[186]: On disoit d'une étoffe de soie, peluche, velours, ou satin, qu'elle étoit à deux ou trois poils, selon le nombre des lignes jaunes marquées sur la lisière. Celles qui en portoient trois étoient les plus belles. Par extension, on disoit pour un vrai brave, en qui se trouvoit l'étoffe d'un courage sans mélange, que c'étoit un brave à trois poils.

[187]: Barguigner. Ce mot ne se prit d'abord que dans le sens de marchander, qu'on lui donne ici. (R. Spifame, Dicæarchiæ Henrici regis progymnasmata, arrest 224e, et Rabelais, édit. Burgaud, t. 2, p. 68.) On trouve dans une ordonnance de taxe du temps de Chartes VI: «Defense aux barguigneurs de barguigner», c'est-à-dire de marchander avant l'ouverture du marché. (Monteil, Traité des matériaux manuscrits, t. II, p. 306, 307.) Il se retrouve dans la 91e des Cent Nouvelles nouvelles, et en anglais to bargain signifie encore marchander. L'origine de ce mot vient, selon quelques-uns, d'une métaphore employée au jeu de l'Oie. (Biblioth. de l'Ecole des Chartes, 3e série, t. II, p. 304.)

[188]: C'est-à-dire qui prennent des arrangements pour payer. Chevissoire est ici pour chevisance, qui, en terme de palais, signifioit traité, accord.

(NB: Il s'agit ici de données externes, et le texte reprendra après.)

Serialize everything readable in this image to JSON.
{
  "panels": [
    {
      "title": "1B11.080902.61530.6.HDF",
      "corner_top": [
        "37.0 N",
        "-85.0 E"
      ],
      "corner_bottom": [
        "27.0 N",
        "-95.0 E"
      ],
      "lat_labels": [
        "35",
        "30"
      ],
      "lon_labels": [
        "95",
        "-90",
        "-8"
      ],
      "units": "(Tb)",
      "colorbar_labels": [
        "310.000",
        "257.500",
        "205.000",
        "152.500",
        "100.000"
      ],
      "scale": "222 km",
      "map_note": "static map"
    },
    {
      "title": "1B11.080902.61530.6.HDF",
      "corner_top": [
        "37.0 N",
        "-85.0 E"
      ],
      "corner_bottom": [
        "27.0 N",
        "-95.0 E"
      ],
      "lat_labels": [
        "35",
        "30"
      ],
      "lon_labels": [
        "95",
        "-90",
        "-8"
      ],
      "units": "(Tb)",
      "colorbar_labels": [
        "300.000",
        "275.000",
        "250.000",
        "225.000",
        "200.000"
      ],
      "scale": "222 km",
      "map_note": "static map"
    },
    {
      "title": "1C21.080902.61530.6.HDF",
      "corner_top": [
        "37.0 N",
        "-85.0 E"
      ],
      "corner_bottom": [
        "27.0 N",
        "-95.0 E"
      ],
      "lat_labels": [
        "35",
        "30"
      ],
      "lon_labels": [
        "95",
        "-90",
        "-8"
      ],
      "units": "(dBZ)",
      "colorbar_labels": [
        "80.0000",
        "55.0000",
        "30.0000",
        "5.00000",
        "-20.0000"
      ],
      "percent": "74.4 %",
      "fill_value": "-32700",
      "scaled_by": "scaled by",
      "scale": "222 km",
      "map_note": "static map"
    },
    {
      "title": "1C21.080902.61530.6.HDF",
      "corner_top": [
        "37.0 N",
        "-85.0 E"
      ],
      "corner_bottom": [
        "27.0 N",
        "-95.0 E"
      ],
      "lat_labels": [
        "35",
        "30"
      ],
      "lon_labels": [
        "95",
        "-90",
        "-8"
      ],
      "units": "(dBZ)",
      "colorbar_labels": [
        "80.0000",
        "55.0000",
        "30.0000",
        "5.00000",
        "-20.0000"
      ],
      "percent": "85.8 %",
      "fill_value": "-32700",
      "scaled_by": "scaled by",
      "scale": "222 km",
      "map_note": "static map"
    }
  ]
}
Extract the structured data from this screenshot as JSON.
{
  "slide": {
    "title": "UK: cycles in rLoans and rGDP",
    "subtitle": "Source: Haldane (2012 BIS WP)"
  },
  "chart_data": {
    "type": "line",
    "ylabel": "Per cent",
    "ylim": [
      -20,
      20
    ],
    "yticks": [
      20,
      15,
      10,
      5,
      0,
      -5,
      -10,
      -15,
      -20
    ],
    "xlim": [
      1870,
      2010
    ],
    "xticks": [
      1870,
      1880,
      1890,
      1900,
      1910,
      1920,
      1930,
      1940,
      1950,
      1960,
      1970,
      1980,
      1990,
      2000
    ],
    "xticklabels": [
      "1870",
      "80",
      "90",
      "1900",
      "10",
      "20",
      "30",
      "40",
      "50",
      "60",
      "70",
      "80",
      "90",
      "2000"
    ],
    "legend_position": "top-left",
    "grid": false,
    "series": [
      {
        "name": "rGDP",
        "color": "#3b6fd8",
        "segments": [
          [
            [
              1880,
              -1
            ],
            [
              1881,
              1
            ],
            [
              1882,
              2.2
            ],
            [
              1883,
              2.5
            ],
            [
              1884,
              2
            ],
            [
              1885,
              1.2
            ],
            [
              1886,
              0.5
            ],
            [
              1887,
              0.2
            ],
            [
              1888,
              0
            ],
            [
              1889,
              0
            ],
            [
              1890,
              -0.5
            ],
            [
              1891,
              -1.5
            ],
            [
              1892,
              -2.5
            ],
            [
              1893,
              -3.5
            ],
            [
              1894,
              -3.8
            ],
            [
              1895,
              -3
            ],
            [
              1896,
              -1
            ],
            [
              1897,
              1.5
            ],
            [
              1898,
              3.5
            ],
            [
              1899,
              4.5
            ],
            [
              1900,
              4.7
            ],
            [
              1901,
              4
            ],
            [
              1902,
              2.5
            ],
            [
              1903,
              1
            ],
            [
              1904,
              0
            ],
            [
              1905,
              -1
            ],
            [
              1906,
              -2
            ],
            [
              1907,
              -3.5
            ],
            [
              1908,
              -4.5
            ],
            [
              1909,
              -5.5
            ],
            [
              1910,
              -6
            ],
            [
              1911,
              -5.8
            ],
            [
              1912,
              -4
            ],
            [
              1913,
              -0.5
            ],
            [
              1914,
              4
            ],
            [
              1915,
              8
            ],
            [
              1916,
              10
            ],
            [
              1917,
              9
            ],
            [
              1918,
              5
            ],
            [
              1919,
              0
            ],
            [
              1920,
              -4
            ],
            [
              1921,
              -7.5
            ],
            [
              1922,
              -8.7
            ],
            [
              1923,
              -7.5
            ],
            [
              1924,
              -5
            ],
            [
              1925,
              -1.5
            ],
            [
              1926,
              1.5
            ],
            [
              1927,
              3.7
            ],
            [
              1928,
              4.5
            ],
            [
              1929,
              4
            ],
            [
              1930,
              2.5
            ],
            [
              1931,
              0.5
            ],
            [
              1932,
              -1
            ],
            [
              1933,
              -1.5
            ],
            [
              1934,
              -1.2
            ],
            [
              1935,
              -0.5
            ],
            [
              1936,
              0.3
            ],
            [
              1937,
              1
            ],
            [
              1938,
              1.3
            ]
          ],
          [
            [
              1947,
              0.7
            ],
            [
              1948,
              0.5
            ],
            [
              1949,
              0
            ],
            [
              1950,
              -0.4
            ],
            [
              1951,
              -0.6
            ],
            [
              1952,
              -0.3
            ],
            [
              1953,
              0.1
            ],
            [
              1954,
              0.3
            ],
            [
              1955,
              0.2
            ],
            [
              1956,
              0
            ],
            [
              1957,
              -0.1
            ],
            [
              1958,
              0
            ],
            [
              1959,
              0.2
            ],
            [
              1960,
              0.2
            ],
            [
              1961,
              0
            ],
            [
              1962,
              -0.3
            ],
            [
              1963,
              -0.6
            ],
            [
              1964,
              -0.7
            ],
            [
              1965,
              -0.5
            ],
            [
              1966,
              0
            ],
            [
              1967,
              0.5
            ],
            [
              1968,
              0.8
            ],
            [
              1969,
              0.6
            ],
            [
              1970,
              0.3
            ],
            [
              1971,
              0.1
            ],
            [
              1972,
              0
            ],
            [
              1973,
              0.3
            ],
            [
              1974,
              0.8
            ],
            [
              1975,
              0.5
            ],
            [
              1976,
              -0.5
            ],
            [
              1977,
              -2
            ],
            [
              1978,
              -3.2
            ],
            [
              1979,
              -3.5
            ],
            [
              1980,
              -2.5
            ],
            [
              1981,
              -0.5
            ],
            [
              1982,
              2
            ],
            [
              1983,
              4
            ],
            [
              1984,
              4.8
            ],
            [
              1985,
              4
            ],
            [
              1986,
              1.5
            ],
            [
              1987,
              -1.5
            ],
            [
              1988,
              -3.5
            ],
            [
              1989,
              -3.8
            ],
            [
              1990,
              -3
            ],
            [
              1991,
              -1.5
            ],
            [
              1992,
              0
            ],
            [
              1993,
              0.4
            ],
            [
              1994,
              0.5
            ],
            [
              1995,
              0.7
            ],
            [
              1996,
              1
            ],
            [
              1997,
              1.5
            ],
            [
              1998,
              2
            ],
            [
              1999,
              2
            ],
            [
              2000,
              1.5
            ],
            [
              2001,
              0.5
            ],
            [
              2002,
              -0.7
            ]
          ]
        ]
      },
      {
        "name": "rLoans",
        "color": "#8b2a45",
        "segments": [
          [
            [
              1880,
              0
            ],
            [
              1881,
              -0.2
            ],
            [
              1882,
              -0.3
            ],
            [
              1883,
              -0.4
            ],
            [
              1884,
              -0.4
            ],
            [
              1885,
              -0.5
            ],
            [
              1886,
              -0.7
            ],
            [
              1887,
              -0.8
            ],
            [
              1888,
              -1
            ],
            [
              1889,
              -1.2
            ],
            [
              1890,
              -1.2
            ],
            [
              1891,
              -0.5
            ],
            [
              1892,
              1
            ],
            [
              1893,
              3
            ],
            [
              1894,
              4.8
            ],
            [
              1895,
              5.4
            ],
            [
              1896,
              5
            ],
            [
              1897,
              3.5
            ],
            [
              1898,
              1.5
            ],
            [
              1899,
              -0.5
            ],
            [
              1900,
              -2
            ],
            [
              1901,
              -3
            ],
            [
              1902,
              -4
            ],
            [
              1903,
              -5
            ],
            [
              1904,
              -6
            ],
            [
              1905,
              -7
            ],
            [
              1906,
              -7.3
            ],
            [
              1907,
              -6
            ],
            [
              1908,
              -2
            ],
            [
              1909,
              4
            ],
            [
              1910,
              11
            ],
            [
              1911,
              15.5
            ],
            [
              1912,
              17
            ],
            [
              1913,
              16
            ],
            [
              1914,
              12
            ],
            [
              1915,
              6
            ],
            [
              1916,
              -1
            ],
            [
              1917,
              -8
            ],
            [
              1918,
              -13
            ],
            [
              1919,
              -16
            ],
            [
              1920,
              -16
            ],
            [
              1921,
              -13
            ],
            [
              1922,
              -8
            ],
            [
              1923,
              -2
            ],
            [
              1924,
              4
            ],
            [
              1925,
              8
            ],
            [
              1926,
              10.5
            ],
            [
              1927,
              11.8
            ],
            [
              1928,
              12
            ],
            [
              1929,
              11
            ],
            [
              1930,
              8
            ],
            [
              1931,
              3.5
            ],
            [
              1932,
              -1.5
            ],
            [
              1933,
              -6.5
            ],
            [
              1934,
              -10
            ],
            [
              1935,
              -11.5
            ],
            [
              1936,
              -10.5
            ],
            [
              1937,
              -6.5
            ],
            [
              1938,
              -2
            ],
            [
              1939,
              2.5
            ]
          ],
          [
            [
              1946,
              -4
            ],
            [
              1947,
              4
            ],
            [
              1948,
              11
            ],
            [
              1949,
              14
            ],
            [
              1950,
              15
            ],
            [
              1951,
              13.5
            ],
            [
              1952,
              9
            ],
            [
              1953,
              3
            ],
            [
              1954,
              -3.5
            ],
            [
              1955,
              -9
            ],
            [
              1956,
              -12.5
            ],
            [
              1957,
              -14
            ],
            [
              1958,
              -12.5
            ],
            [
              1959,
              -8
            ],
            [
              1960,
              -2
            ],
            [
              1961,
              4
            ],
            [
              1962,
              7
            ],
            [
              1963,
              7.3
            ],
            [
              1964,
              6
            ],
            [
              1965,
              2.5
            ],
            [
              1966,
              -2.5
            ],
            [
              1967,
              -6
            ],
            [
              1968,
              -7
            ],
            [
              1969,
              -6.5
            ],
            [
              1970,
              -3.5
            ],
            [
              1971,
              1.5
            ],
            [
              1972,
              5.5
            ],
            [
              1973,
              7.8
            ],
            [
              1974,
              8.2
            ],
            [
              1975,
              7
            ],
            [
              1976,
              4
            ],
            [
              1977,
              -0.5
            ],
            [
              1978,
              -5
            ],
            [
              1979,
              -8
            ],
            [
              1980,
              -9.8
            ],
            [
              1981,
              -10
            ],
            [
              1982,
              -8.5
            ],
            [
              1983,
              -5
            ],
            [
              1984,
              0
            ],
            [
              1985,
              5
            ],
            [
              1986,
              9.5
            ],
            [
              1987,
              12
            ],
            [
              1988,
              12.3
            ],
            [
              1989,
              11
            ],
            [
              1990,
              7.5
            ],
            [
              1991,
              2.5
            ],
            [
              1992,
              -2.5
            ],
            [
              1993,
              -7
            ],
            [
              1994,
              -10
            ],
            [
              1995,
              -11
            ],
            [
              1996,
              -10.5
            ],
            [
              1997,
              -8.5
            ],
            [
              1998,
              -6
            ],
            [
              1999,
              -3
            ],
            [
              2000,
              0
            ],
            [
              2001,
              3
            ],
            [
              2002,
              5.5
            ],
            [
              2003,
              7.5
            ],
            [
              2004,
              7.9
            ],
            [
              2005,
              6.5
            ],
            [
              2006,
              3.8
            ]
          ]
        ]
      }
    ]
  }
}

[189]: Les draps d'Angleterre avaient alors la vogue, mais ils n'étoient anglais que de nom. Le M. Guillaume de l'Avocat pathelin de Brueys ne ment pas lorsqu'il parle de ses brebis qui lui donnent d'excellente laine d'Angleterre! Le carizi étoit fait avec de la laine de Flandre, et son nom n'est qu'une altération de celui des arazi, étoffes d'Arras, célèbres partout au moyen âge. Dès le 14e siècle, il est parlé en Italie des étoffes appelées arassa (Muratori, t. XVI, col. 583); et l'on sait par le testament de Richard II, que ce roi d'Angleterre portoit, entre autres vêtements, des habits de drap d'Arras. (Rymer, t. III, 4e part., p. 158.) Arras, au XVIe siècle, fournissoit toutes les tapisseries de haute lisse, appelées encore en Italie arazzi, ou panni di rassia. (L. De Laborde, Union des Arts et de l'Industrie, t. 2, p. 435.)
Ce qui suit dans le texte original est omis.